Positive results from Supernus Pharmaceuticals' SPN 810 Phase IIa trial for ADHD

Jan 27 2010

Supernus Pharmaceuticals Inc., today announced that its Phase IIa U.S. clinical trial for SPN 810 in children with ADHD and persistent serious conduct problems met the primary endpoints of safety and tolerability, as well as showed statistically significant reduction versus baseline in conduct problems across all doses. The trial was initiated in 2009 and was a proof-of-concept, open-label study in children 6 to 12 years of age, assigned to one of four doses over a six-week treatment period, after 2-5 weeks' titration.

“The product showed reductions of 32% at the lowest tested dose and 55% at the highest tested dose in persistent serious conduct problems with aggression as a key feature”

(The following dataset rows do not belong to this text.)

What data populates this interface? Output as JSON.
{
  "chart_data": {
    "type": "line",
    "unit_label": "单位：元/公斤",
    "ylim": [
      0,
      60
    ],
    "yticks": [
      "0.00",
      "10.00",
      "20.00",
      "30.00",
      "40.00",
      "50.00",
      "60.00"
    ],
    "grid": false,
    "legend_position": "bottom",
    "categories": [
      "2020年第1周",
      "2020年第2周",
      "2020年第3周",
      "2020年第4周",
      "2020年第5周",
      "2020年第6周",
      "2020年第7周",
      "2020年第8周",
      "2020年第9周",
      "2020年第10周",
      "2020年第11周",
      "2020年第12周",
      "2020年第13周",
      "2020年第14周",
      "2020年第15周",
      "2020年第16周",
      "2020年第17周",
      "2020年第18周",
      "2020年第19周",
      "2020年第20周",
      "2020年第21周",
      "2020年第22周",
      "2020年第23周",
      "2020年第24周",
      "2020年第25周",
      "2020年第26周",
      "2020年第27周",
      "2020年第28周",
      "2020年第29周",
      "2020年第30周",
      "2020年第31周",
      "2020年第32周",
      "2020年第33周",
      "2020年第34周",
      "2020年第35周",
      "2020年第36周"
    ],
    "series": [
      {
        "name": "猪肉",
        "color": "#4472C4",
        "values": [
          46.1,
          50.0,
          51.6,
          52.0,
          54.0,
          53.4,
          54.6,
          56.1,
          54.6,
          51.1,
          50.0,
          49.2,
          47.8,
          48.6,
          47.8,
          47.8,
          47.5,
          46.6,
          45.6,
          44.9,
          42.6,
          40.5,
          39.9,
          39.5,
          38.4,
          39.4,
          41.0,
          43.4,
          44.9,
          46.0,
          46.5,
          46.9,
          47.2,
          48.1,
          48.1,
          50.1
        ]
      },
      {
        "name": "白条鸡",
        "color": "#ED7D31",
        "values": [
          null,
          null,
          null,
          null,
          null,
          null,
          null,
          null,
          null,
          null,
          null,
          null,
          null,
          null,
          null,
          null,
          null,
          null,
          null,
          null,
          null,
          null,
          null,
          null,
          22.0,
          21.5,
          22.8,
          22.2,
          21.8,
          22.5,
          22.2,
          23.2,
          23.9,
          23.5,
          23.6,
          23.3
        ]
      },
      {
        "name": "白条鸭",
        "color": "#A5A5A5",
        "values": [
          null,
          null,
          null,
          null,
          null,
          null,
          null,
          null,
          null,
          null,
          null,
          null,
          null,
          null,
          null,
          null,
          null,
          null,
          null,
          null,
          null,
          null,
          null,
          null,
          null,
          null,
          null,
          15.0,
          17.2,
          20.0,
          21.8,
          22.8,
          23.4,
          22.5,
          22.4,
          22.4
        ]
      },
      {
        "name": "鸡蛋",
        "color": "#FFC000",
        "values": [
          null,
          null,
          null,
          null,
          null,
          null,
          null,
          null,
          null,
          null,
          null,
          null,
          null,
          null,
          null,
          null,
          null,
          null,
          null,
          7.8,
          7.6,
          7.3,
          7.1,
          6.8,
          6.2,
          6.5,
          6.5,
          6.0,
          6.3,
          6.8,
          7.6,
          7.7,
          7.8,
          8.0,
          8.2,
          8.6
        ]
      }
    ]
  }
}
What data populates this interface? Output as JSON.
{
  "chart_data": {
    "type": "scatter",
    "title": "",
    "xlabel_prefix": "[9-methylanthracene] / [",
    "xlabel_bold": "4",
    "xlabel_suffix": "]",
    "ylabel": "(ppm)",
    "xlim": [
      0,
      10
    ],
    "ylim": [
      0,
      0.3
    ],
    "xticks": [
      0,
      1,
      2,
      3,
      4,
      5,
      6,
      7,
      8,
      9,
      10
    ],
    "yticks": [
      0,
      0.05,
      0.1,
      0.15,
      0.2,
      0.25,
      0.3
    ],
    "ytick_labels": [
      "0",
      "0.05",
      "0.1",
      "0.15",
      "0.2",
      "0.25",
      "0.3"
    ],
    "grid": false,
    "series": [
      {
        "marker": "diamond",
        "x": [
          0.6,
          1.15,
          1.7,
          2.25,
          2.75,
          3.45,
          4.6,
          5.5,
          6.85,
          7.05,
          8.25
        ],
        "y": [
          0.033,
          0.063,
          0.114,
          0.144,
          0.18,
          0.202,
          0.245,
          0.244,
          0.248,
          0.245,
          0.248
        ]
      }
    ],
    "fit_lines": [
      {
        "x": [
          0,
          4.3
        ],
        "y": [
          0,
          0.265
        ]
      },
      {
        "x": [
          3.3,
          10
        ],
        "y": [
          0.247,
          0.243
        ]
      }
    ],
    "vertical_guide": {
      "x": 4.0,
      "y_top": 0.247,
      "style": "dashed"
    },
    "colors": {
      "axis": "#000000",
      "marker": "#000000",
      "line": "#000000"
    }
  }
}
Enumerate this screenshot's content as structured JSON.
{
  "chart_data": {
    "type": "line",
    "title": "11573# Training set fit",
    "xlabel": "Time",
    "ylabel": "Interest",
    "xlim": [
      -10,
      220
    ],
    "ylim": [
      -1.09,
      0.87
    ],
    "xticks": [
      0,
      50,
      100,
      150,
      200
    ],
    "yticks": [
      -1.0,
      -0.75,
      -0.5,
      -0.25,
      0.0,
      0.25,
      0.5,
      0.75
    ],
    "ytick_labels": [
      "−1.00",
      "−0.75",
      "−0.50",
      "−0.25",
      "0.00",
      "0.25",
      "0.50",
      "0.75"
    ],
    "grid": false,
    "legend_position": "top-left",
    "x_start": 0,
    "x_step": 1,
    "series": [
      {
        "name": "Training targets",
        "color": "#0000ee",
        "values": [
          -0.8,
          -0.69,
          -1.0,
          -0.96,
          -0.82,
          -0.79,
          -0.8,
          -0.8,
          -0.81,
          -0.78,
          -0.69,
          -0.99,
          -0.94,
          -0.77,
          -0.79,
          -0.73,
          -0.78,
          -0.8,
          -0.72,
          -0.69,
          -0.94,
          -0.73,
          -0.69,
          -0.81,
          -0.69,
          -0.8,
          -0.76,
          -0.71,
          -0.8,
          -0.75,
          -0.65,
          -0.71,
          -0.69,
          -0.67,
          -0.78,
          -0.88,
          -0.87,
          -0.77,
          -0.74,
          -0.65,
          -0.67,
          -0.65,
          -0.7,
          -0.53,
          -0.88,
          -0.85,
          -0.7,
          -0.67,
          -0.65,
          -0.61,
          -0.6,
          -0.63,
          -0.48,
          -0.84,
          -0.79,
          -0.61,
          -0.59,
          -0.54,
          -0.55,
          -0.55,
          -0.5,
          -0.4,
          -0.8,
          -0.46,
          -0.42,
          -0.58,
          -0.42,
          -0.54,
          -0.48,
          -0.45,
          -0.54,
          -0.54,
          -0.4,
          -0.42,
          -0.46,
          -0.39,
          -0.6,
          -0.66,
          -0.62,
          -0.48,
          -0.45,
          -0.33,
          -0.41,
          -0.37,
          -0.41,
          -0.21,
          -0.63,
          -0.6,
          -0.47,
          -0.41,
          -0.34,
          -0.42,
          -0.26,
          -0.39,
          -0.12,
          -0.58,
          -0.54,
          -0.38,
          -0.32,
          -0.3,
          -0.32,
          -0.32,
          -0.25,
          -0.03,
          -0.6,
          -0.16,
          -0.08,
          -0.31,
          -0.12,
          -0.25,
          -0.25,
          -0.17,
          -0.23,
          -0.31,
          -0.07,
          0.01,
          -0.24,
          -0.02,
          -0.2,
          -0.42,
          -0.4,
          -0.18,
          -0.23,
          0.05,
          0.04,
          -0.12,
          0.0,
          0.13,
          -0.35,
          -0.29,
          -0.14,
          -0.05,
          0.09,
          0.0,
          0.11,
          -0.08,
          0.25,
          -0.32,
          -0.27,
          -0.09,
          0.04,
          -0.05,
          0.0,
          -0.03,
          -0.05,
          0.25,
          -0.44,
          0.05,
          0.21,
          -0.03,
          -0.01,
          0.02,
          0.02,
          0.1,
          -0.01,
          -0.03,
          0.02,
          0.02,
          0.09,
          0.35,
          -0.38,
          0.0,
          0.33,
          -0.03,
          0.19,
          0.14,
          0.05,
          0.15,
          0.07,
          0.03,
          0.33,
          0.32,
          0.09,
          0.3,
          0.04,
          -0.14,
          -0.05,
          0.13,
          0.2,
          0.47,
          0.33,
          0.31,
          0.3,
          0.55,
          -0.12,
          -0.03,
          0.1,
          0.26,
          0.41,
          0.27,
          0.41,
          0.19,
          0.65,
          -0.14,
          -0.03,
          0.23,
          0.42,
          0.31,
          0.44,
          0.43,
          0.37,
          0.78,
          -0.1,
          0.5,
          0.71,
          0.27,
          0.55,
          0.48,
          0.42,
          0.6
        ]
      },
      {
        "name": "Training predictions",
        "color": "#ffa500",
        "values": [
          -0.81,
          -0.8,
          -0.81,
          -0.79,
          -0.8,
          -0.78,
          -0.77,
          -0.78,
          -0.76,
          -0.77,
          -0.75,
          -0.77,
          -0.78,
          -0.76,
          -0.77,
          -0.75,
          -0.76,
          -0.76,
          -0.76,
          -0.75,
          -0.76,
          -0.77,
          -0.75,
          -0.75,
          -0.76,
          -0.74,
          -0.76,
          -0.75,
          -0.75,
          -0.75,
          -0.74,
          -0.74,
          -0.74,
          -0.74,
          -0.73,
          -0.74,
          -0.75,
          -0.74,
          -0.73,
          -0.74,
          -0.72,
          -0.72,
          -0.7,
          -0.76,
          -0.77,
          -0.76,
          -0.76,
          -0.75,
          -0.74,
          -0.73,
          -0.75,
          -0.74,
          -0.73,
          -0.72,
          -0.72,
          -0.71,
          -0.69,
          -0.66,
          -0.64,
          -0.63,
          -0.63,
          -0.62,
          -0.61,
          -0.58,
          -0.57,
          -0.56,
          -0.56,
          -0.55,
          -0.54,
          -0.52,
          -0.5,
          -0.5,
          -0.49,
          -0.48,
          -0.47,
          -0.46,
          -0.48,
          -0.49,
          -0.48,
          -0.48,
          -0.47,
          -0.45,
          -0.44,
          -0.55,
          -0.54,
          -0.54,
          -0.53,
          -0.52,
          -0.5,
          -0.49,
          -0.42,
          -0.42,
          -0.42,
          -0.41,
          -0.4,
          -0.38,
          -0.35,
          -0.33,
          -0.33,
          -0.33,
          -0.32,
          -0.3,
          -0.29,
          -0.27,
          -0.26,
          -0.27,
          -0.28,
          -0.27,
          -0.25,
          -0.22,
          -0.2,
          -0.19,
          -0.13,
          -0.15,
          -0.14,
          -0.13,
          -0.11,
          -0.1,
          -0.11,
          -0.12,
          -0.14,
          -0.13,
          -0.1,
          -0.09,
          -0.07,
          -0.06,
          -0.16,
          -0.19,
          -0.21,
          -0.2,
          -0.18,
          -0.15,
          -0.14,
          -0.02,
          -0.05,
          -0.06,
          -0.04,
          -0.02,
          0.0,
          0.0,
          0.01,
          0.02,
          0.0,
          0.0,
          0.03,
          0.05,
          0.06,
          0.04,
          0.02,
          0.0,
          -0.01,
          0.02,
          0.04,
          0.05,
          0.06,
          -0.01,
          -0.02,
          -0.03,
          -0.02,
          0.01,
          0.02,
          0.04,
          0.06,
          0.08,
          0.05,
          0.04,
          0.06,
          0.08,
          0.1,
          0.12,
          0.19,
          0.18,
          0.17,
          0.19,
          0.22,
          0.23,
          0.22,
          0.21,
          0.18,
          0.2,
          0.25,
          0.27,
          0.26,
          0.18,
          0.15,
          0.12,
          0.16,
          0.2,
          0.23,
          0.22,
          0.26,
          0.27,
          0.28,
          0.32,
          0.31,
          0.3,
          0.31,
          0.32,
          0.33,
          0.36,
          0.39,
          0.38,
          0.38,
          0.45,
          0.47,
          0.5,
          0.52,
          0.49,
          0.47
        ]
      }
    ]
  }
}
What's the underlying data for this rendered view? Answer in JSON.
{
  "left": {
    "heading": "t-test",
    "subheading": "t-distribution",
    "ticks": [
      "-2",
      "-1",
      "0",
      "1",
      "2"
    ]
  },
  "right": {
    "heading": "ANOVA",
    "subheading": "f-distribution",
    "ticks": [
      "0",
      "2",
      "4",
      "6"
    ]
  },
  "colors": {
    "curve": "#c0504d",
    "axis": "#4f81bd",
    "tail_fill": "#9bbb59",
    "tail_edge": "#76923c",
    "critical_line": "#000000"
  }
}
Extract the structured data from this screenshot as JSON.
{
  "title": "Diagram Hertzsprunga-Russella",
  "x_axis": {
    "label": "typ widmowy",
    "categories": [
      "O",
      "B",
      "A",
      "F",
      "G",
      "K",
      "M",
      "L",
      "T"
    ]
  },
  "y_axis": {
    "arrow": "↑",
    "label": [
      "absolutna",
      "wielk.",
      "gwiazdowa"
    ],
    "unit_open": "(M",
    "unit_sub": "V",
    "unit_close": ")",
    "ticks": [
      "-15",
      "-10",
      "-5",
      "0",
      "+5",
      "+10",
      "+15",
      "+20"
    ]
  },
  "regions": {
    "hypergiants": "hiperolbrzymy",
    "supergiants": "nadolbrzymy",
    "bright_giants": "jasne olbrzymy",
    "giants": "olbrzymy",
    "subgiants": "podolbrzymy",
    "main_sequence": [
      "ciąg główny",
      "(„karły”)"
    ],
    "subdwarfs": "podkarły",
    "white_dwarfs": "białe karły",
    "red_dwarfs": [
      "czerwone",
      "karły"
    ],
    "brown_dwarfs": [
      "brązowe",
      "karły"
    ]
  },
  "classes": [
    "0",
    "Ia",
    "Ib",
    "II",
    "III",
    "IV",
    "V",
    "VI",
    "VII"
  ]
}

“The product showed reductions of 32% at the lowest tested dose and 55% at the highest tested dose in persistent serious conduct problems with aggression as a key feature,” said Dr. Robert Findling, MD, the lead investigator for the study. “This is a clinically meaningful and very encouraging set of data. Serious conduct problems are quite prevalent in children with ADHD and there are currently no approved treatments for this unmet medical need.” Results were measured by the conduct problem subscale of the Nisonger Child Behavioral Rating Form (NCBRF).

“We are very excited about these positive results and the future development of SPN 810. The product is one of several programs in our emerging ADHD portfolio,” said Jack Khattar, Supernus President and CEO.

Source Supernus Pharmaceuticals, Inc.